Samedi 3 mars 11 h 30

Encore sous le choc, et le charme, de la dernière soirée, M. Pop décide d'aller au front et de confronter à nouveau Miss Rétro la sorcière dans un ultime duel. Sauf que là, il se retrouve à pied! Par chance, c'est un maniaque d'automobile et un partisan du transport en commun. Profitant donc d'une magnifique journée ensoleillée, il attrapa au vol le premier bus pour le Vieux-Québec afin de se diriger vers le purgatoire du plaisir…

Samedi 3 mars, 12 h

Miss Rétro digère son dernier repas en lisant sur le net les dernières recettes de cocktails à base de sang de chouette ventrue. C’est alors qu’on frappe à la porte. Comme prévu, c’est M. Pop ! Il est tombé dans le piège et Miss Rétro se dit que cette fois, il n’y échappera pas !!! Elle décide pour commencer de l’étourdir par une grande promenade dans les rues de la ville… Alors, pour commencer, la Place d’Youville et, Québec étant en partie construite sur un cap rocheux (d’où la vieille séparation historique, quoique n’ayant plus vraiment cours de nos jours, entre la Haute-ville des bourgeois et la Basse-ville des ouvriers. Mon habitat d’adoption, le Faubourg St-Jean-Baptiste était le seul quartier ouvrier situé en Haute-ville, mais pardon, c’est l’historienne qui parle ici…), Miss Rétro décide de prendre un des nombreux escaliers qui relient les deux parties de la ville, afin d’admirer (?) le magnifique ouvrage de béton hérité des années 70 : l’autoroute Dufferin-Montmorency ! Oh merveille ! Certaines sections de l’autoroute ont pour issue directe une charmante paroi rocheuse !!!
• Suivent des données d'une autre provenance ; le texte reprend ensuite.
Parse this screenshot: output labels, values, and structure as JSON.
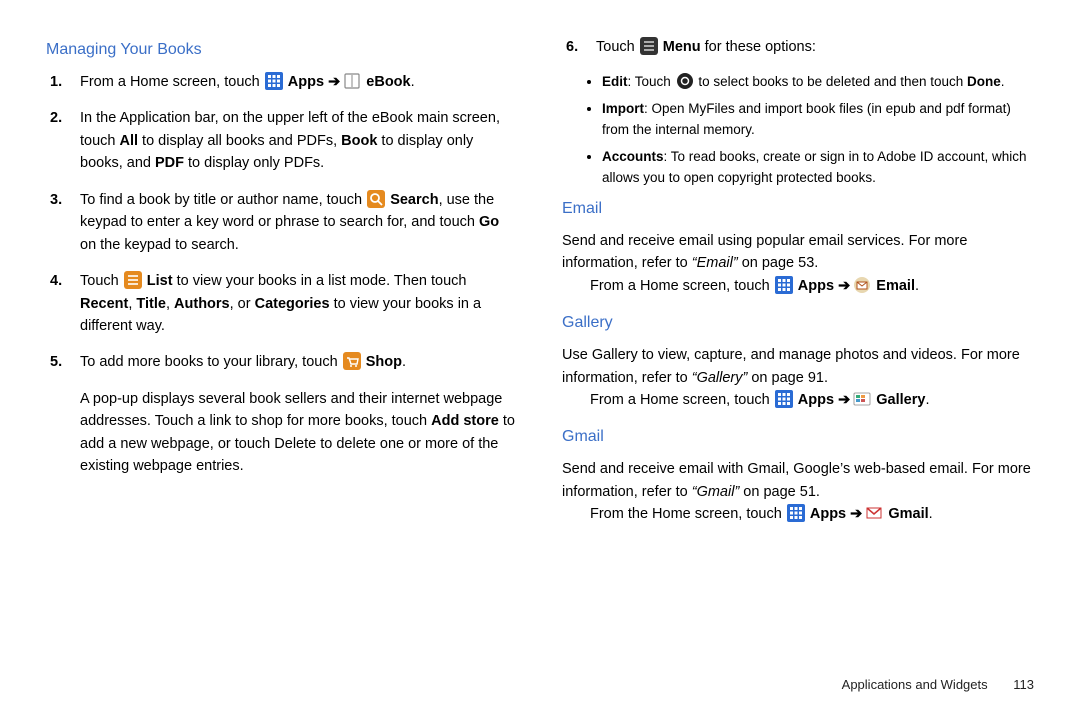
{
  "left": {
    "heading": "Managing Your Books",
    "items": [
      {
        "num": "1.",
        "pre": "From a Home screen, touch ",
        "apps": "Apps",
        "arrow": " ➔ ",
        "target": "eBook",
        "post": "."
      },
      {
        "num": "2.",
        "text_a": "In the Application bar, on the upper left of the eBook main screen, touch ",
        "b1": "All",
        "text_b": " to display all books and PDFs, ",
        "b2": "Book",
        "text_c": " to display only books, and ",
        "b3": "PDF",
        "text_d": " to display only PDFs."
      },
      {
        "num": "3.",
        "text_a": "To find a book by title or author name, touch ",
        "b1": "Search",
        "text_b": ", use the keypad to enter a key word or phrase to search for, and touch ",
        "b2": "Go",
        "text_c": " on the keypad to search."
      },
      {
        "num": "4.",
        "text_a": "Touch ",
        "b1": "List",
        "text_b": " to view your books in a list mode. Then touch ",
        "b2": "Recent",
        "sep1": ", ",
        "b3": "Title",
        "sep2": ", ",
        "b4": "Authors",
        "sep3": ", or ",
        "b5": "Categories",
        "text_c": " to view your books in a different way."
      },
      {
        "num": "5.",
        "text_a": "To add more books to your library, touch ",
        "b1": "Shop",
        "post": "."
      },
      {
        "num": "",
        "text_a": "A pop-up displays several book sellers and their internet webpage addresses. Touch a link to shop for more books, touch ",
        "b1": "Add store",
        "text_b": " to add a new webpage, or touch Delete to delete one or more of the existing webpage entries."
      }
    ]
  },
  "right": {
    "step6": {
      "num": "6.",
      "text_a": "Touch ",
      "b1": "Menu",
      "text_b": " for these options:"
    },
    "bullets": [
      {
        "b": "Edit",
        "text_a": ": Touch ",
        "text_b": " to select books to be deleted and then touch ",
        "b2": "Done",
        "post": "."
      },
      {
        "b": "Import",
        "text": ": Open MyFiles and import book files (in epub and pdf format) from the internal memory."
      },
      {
        "b": "Accounts",
        "text": ": To read books, create or sign in to Adobe ID account, which allows you to open copyright protected books."
      }
    ],
    "email": {
      "heading": "Email",
      "body_a": "Send and receive email using popular email services. For more information, refer to ",
      "ref": "“Email”",
      "body_b": " on page 53.",
      "line_a": "From a Home screen, touch ",
      "apps": "Apps",
      "arrow": " ➔ ",
      "target": "Email",
      "post": "."
    },
    "gallery": {
      "heading": "Gallery",
      "body_a": "Use Gallery to view, capture, and manage photos and videos. For more information, refer to ",
      "ref": "“Gallery”",
      "body_b": " on page 91.",
      "line_a": "From a Home screen, touch ",
      "apps": "Apps",
      "arrow": " ➔ ",
      "target": "Gallery",
      "post": "."
    },
    "gmail": {
      "heading": "Gmail",
      "body_a": "Send and receive email with Gmail, Google’s web-based email. For more information, refer to ",
      "ref": "“Gmail”",
      "body_b": " on page 51.",
      "line_a": "From the Home screen, touch ",
      "apps": "Apps",
      "arrow": " ➔ ",
      "target": "Gmail",
      "post": "."
    }
  },
  "footer": {
    "section": "Applications and Widgets",
    "page": "113"
  }
}
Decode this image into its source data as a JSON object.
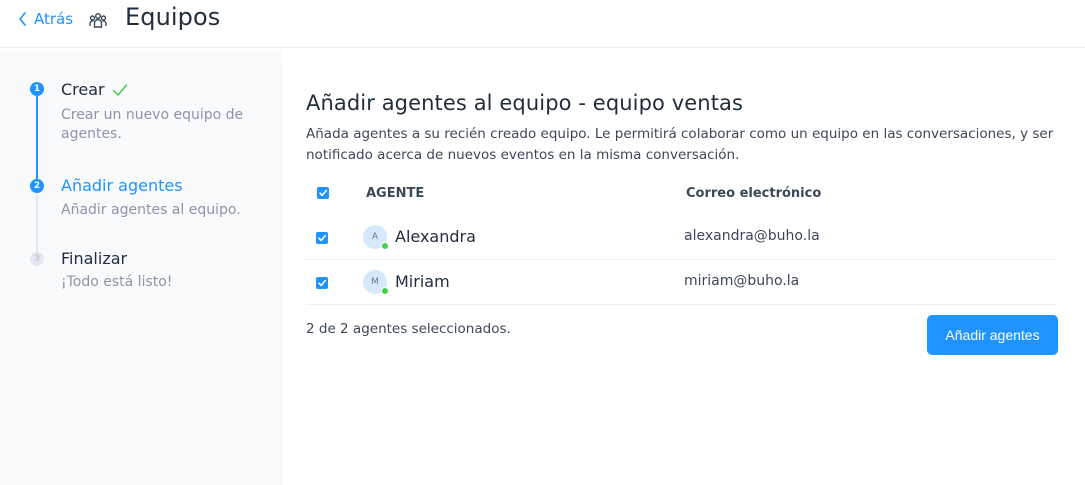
{
  "header": {
    "back_label": "Atrás",
    "title": "Equipos",
    "team_icon": "team-icon"
  },
  "steps": [
    {
      "number": "1",
      "title": "Crear",
      "description": "Crear un nuevo equipo de agentes.",
      "state": "done"
    },
    {
      "number": "2",
      "title": "Añadir agentes",
      "description": "Añadir agentes al equipo.",
      "state": "active"
    },
    {
      "number": "3",
      "title": "Finalizar",
      "description": "¡Todo está listo!",
      "state": "pending"
    }
  ],
  "main": {
    "title": "Añadir agentes al equipo - equipo ventas",
    "description": "Añada agentes a su recién creado equipo. Le permitirá colaborar como un equipo en las conversaciones, y ser notificado acerca de nuevos eventos en la misma conversación.",
    "table": {
      "headers": {
        "agent": "AGENTE",
        "email": "Correo electrónico"
      },
      "rows": [
        {
          "initial": "A",
          "name": "Alexandra",
          "email": "alexandra@buho.la",
          "checked": true,
          "online": true
        },
        {
          "initial": "M",
          "name": "Miriam",
          "email": "miriam@buho.la",
          "checked": true,
          "online": true
        }
      ]
    },
    "selected_summary": "2 de 2 agentes seleccionados.",
    "submit_label": "Añadir agentes"
  },
  "colors": {
    "accent": "#1f93ff",
    "online": "#44ce4b",
    "sidebar_bg": "#f9fafc"
  }
}
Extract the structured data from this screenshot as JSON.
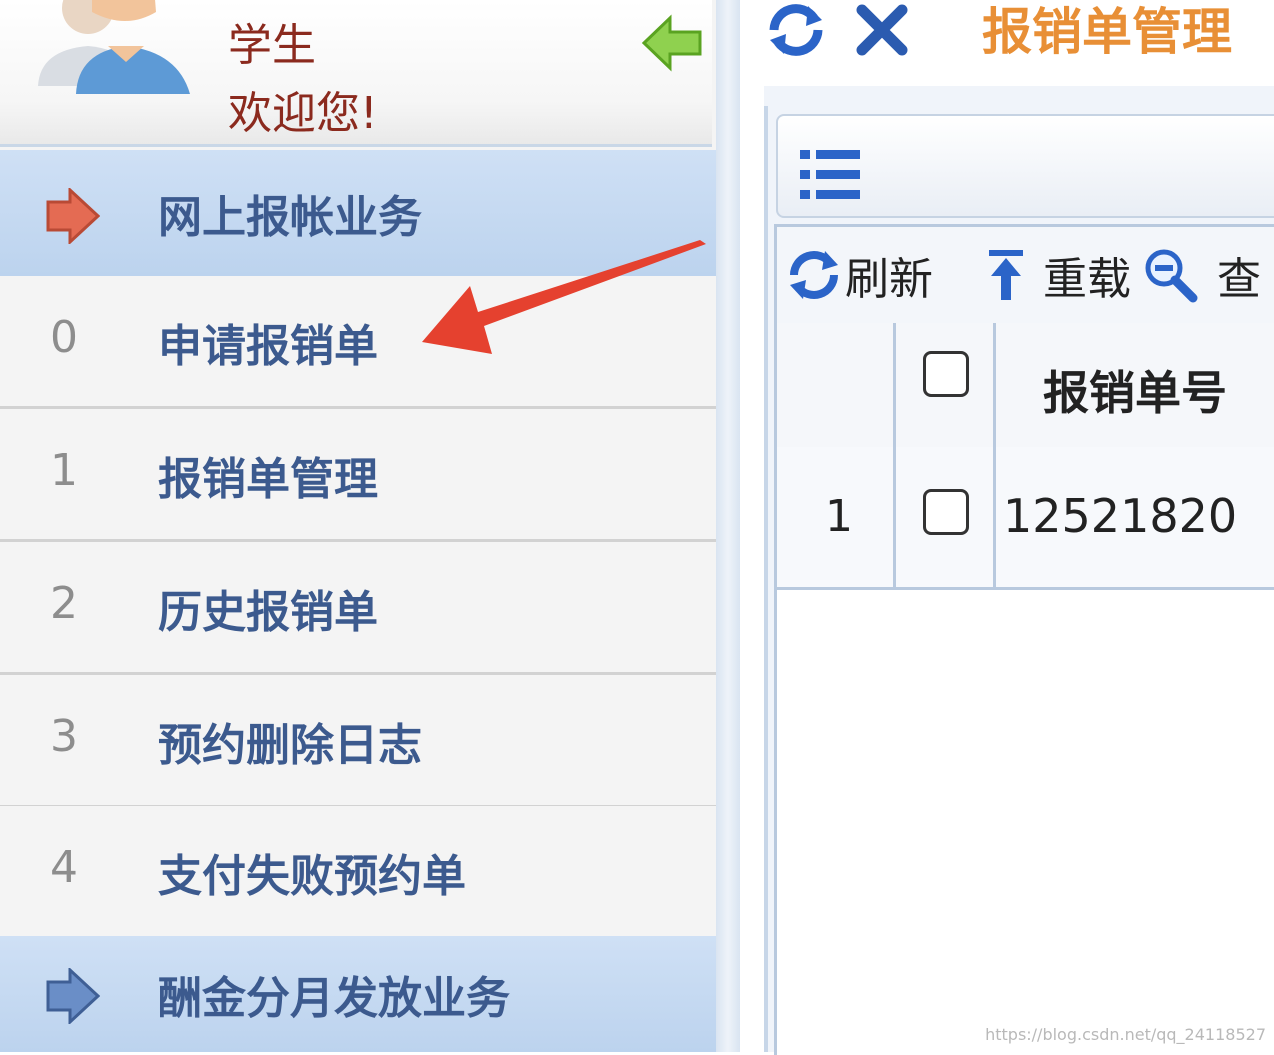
{
  "user": {
    "role": "学生",
    "welcome": "欢迎您!"
  },
  "sidebar": {
    "groups": [
      {
        "label": "网上报帐业务",
        "icon": "arrow-right-icon",
        "color": "#e46b53"
      },
      {
        "label": "酬金分月发放业务",
        "icon": "arrow-right-icon",
        "color": "#6a8ec7"
      }
    ],
    "items": [
      {
        "num": "0",
        "label": "申请报销单"
      },
      {
        "num": "1",
        "label": "报销单管理"
      },
      {
        "num": "2",
        "label": "历史报销单"
      },
      {
        "num": "3",
        "label": "预约删除日志"
      },
      {
        "num": "4",
        "label": "支付失败预约单"
      }
    ]
  },
  "tab": {
    "title": "报销单管理",
    "title_color": "#e88f36"
  },
  "toolbar": {
    "refresh_label": "刷新",
    "reload_label": "重载",
    "search_label": "查"
  },
  "table": {
    "columns": [
      "报销单号"
    ],
    "rows": [
      {
        "index": "1",
        "number": "12521820"
      }
    ]
  },
  "watermark": "https://blog.csdn.net/qq_24118527",
  "colors": {
    "accent_blue": "#3c5a8e",
    "annotation_red": "#e5412f"
  }
}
M. Pop, en tant que futur ingénieur, est estomaqué : « Ça n’a aucun bon sens !!! Ils devaient prévoir la construction de tunnel et ont dû manquer de budget, non ? C’est horrible ce gaspillage ! » Miss Rétro a un autre point de vue : « Ben, artistiquement parlant, on dirait de l’art conceptuel. Pour moi, cette autoroute symbolise le cul-de-sac de nos sociétés occidentales, vouées à la consommation de biens commerciaux et comme dirait le Grand Schtroumpf… » Miss Rétro s’arrête avant de recevoir un coup de marteau du Schtroumpf Costaud. Mais il est vrai que sous l’autoroute, des artistes ont créé un jardin de statues et que de jolis graffitis (et aussi quelques tags) apportent une touche de couleur à la structure grisâtre. Quelques jeunes arbres et arbustes promettent d’égayer l’endroit le printemps venu. Le lieu abrite aussi une faune avicole intéressante en cet après-midi ensoleillé de mars.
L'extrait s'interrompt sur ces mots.